De fato, tanto na biologia geral quanto na lingüística, o problema de um compromisso entre unidade e diversidade surgiu constantemente. Nos estudos da linguagem que foram realizados durante a revolução científica do século XVII, foi feita uma distinção entre gramática geral (universal) e privada (embora o significado dessa diferença não fosse exatamente o mesmo que no quadro da abordagem biolinguística moderna). A gramática geral era o núcleo intelectual dessa disciplina, e as gramáticas particulares eram consideradas encarnações aleatórias sem importância do sistema universal. Com o surgimento da lingüística antropológica, o pêndulo girou na outra direção - em direção à diversidade, o que está bem refletido na definição de Boass citada acima. No âmbito da biologia geral, o problema em questão foi vividamente discutido na famosa polêmica entre os naturalistas Georges Cuvier e Geoffroy St. Hilaire em 1830. O ponto de vista de Cuvier, que enfatizava a diversidade, venceu (especialmente à luz da revolução darwiniana). Isso levou às conclusões sobre o "conjunto quase infinito" de casos especiais que precisam ser considerados separadamente. Provavelmente, a declaração mais citada pelos biólogos são as palavras finais de "Origem das espécies" de Darwin sobre como "desde um começo tão simples um número infinito das formas mais belas e surpreendentes se desenvolveu e continua a se desenvolver" (Darwin, 1859/1991: 419). O biólogo evolucionário Sean Carroll colocou Darwin no título de seu livro (Carroll, 2005/2015) - uma introdução à “nova ciência do evo-devo”, ou biologia evolutiva do desenvolvimento, que busca mostrar que as formas evolutivas estão longe de serem infinitas e até muito uniformes.

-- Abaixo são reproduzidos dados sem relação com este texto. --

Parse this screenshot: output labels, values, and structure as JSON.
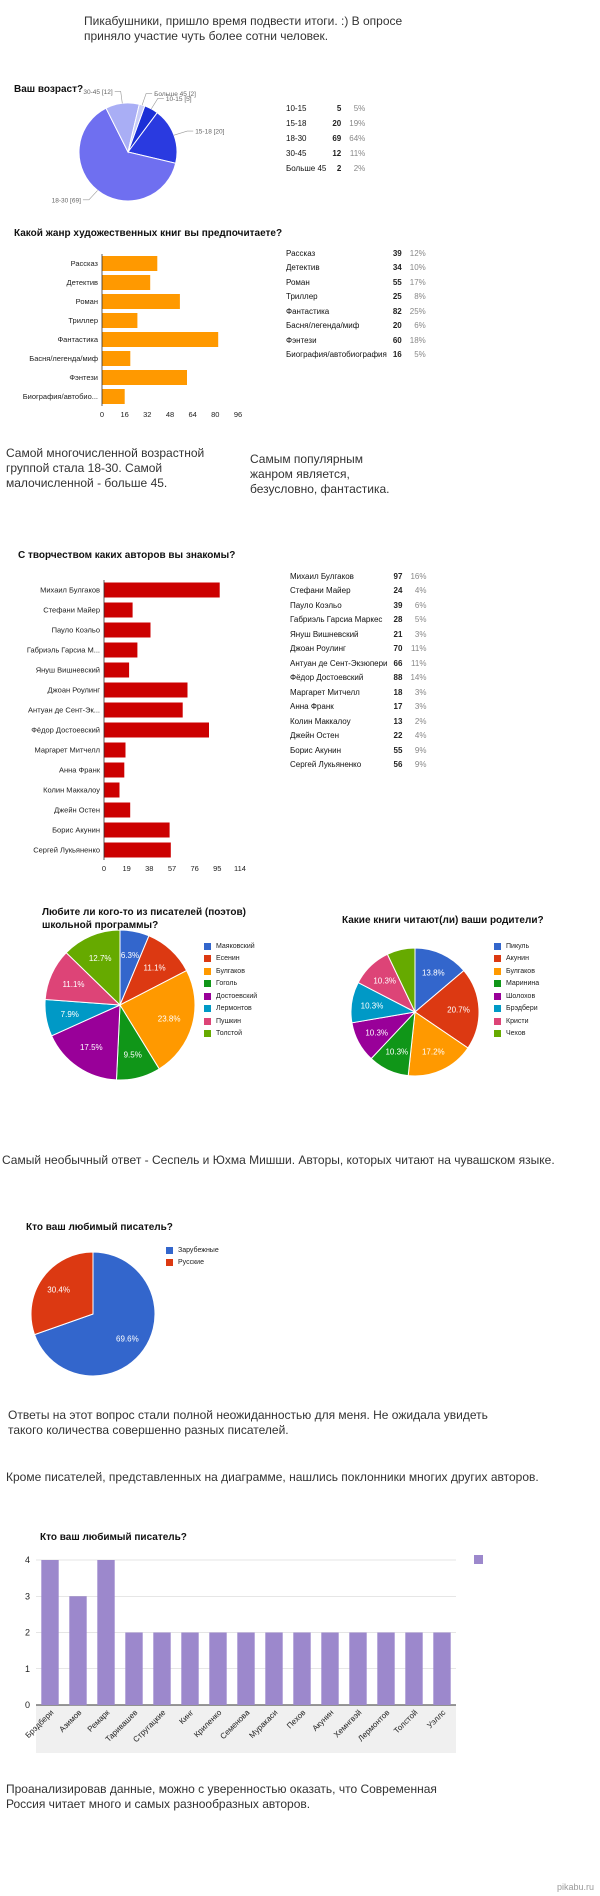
{
  "intro": "Пикабушники, пришло время подвести итоги. :) В опросе приняло участие чуть более сотни человек.",
  "text_age": "Самой многочисленной возрастной группой стала 18-30. Самой малочисленной - больше 45.",
  "text_genre": "Самым популярным жанром является, безусловно, фантастика.",
  "text_unusual": "Самый необычный ответ - Сеспель и Юхма Мишши. Авторы, которых читают на чувашском языке.",
  "text_surprise": "Ответы на этот вопрос стали полной неожиданностью для меня. Не ожидала увидеть такого количества совершенно разных писателей.",
  "text_others": "Кроме писателей, представленных на диаграмме, нашлись поклонники многих других авторов.",
  "text_conclusion": "Проанализировав данные, можно с уверенностью оказать, что Современная Россия читает много и самых разнообразных авторов.",
  "watermark": "pikabu.ru",
  "chart_data": [
    {
      "id": "age",
      "type": "pie",
      "title": "Ваш возраст?",
      "labels": [
        "10-15",
        "15-18",
        "18-30",
        "30-45",
        "Больше 45"
      ],
      "values": [
        5,
        20,
        69,
        12,
        2
      ],
      "percents": [
        "5%",
        "19%",
        "64%",
        "11%",
        "2%"
      ],
      "slice_labels": [
        "10-15 [5]",
        "15-18 [20]",
        "18-30 [69]",
        "30-45 [12]",
        "Больше 45 [2]"
      ],
      "colors": [
        "#1b2fd6",
        "#2a3ae0",
        "#6f6ff0",
        "#a9aef5",
        "#c8ccf7"
      ]
    },
    {
      "id": "genre",
      "type": "bar",
      "orientation": "horizontal",
      "title": "Какой жанр художественных книг вы предпочитаете?",
      "categories": [
        "Рассказ",
        "Детектив",
        "Роман",
        "Триллер",
        "Фантастика",
        "Басня/легенда/миф",
        "Фэнтези",
        "Биография/автобиография"
      ],
      "axis_labels": [
        "Рассказ",
        "Детектив",
        "Роман",
        "Триллер",
        "Фантастика",
        "Басня/легенда/миф",
        "Фэнтези",
        "Биография/автобио..."
      ],
      "values": [
        39,
        34,
        55,
        25,
        82,
        20,
        60,
        16
      ],
      "percents": [
        "12%",
        "10%",
        "17%",
        "8%",
        "25%",
        "6%",
        "18%",
        "5%"
      ],
      "xlim": [
        0,
        96
      ],
      "ticks": [
        0,
        16,
        32,
        48,
        64,
        80,
        96
      ],
      "color": "#ff9900"
    },
    {
      "id": "authors",
      "type": "bar",
      "orientation": "horizontal",
      "title": "С творчеством каких авторов вы знакомы?",
      "categories": [
        "Михаил Булгаков",
        "Стефани Майер",
        "Пауло Коэльо",
        "Габриэль Гарсиа Маркес",
        "Януш Вишневский",
        "Джоан Роулинг",
        "Антуан де Сент-Экзюпери",
        "Фёдор Достоевский",
        "Маргарет Митчелл",
        "Анна Франк",
        "Колин Маккалоу",
        "Джейн Остен",
        "Борис Акунин",
        "Сергей Лукьяненко"
      ],
      "axis_labels": [
        "Михаил Булгаков",
        "Стефани Майер",
        "Пауло Коэльо",
        "Габриэль Гарсиа М...",
        "Януш Вишневский",
        "Джоан Роулинг",
        "Антуан де Сент-Эк...",
        "Фёдор Достоевский",
        "Маргарет Митчелл",
        "Анна Франк",
        "Колин Маккалоу",
        "Джейн Остен",
        "Борис Акунин",
        "Сергей Лукьяненко"
      ],
      "values": [
        97,
        24,
        39,
        28,
        21,
        70,
        66,
        88,
        18,
        17,
        13,
        22,
        55,
        56
      ],
      "percents": [
        "16%",
        "4%",
        "6%",
        "5%",
        "3%",
        "11%",
        "11%",
        "14%",
        "3%",
        "3%",
        "2%",
        "4%",
        "9%",
        "9%"
      ],
      "xlim": [
        0,
        114
      ],
      "ticks": [
        0,
        19,
        38,
        57,
        76,
        95,
        114
      ],
      "color": "#cc0000"
    },
    {
      "id": "school",
      "type": "pie",
      "title": "Любите ли кого-то из писателей (поэтов) школьной программы?",
      "labels": [
        "Маяковский",
        "Есенин",
        "Булгаков",
        "Гоголь",
        "Достоевский",
        "Лермонтов",
        "Пушкин",
        "Толстой"
      ],
      "values": [
        6.3,
        11.1,
        23.8,
        9.5,
        17.5,
        7.9,
        11.1,
        12.7
      ],
      "slice_labels": [
        "6.3%",
        "11.1%",
        "23.8%",
        "9.5%",
        "17.5%",
        "7.9%",
        "11.1%",
        "12.7%"
      ],
      "colors": [
        "#3366cc",
        "#dc3912",
        "#ff9900",
        "#109618",
        "#990099",
        "#0099c6",
        "#dd4477",
        "#66aa00"
      ]
    },
    {
      "id": "parents",
      "type": "pie",
      "title": "Какие книги читают(ли) ваши родители?",
      "labels": [
        "Пикуль",
        "Акунин",
        "Булгаков",
        "Маринина",
        "Шолохов",
        "Брэдбери",
        "Кристи",
        "Чехов"
      ],
      "values": [
        13.8,
        20.7,
        17.2,
        10.3,
        10.3,
        10.3,
        10.3,
        7.1
      ],
      "slice_labels": [
        "13.8%",
        "20.7%",
        "17.2%",
        "10.3%",
        "10.3%",
        "10.3%",
        "10.3%",
        ""
      ],
      "colors": [
        "#3366cc",
        "#dc3912",
        "#ff9900",
        "#109618",
        "#990099",
        "#0099c6",
        "#dd4477",
        "#66aa00"
      ]
    },
    {
      "id": "favorite_origin",
      "type": "pie",
      "title": "Кто ваш любимый писатель?",
      "labels": [
        "Зарубежные",
        "Русские"
      ],
      "values": [
        69.6,
        30.4
      ],
      "slice_labels": [
        "69.6%",
        "30.4%"
      ],
      "colors": [
        "#3366cc",
        "#dc3912"
      ]
    },
    {
      "id": "favorite_writers",
      "type": "bar",
      "orientation": "vertical",
      "title": "Кто ваш любимый писатель?",
      "categories": [
        "Брэдбери",
        "Азимов",
        "Ремарк",
        "Таривашев",
        "Стругацкие",
        "Кинг",
        "Криленко",
        "Семенова",
        "Муракаси",
        "Пехов",
        "Акунин",
        "Хемнгвэй",
        "Лермонтов",
        "Толстой",
        "Уэллс"
      ],
      "values": [
        4,
        3,
        4,
        2,
        2,
        2,
        2,
        2,
        2,
        2,
        2,
        2,
        2,
        2,
        2
      ],
      "ylim": [
        0,
        4
      ],
      "ticks": [
        0,
        1,
        2,
        3,
        4
      ],
      "color": "#9c88cc"
    }
  ]
}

Conciliar a diversidade observada de formas orgânicas com sua óbvia uniformidade profunda (por que observamos uma série de organismos vivos, e não outras e uma série de linguagens / gramáticas, e não outras) permite três fatores de interação formulados pelo biólogo Mono em o livro “Chance and Necessity” (Le hasard et la nécessité) (Monod, 1970).
O primeiro fator é a circunstância historicamente determinada de que todos somos descendentes de uma única árvore da vida e, portanto, temos uma linhagem comum com todos os outros seres vivos, cuja diversidade, obviamente, cobre apenas uma pequena fração de todos os possíveis resultados biológicos. Portanto, não deve surpreender que tenhamos genes comuns com outros organismos, vias bioquímicas do metabolismo e muito mais.
O segundo fator são as limitações físico-químicas do nosso mundo, que restringem o leque de possibilidades biológicas. Por exemplo, é quase inacreditável que as rodas se formem para o nosso movimento, porque é fisicamente difícil levar os nervos e o fluxo sanguíneo a um objeto em rotação.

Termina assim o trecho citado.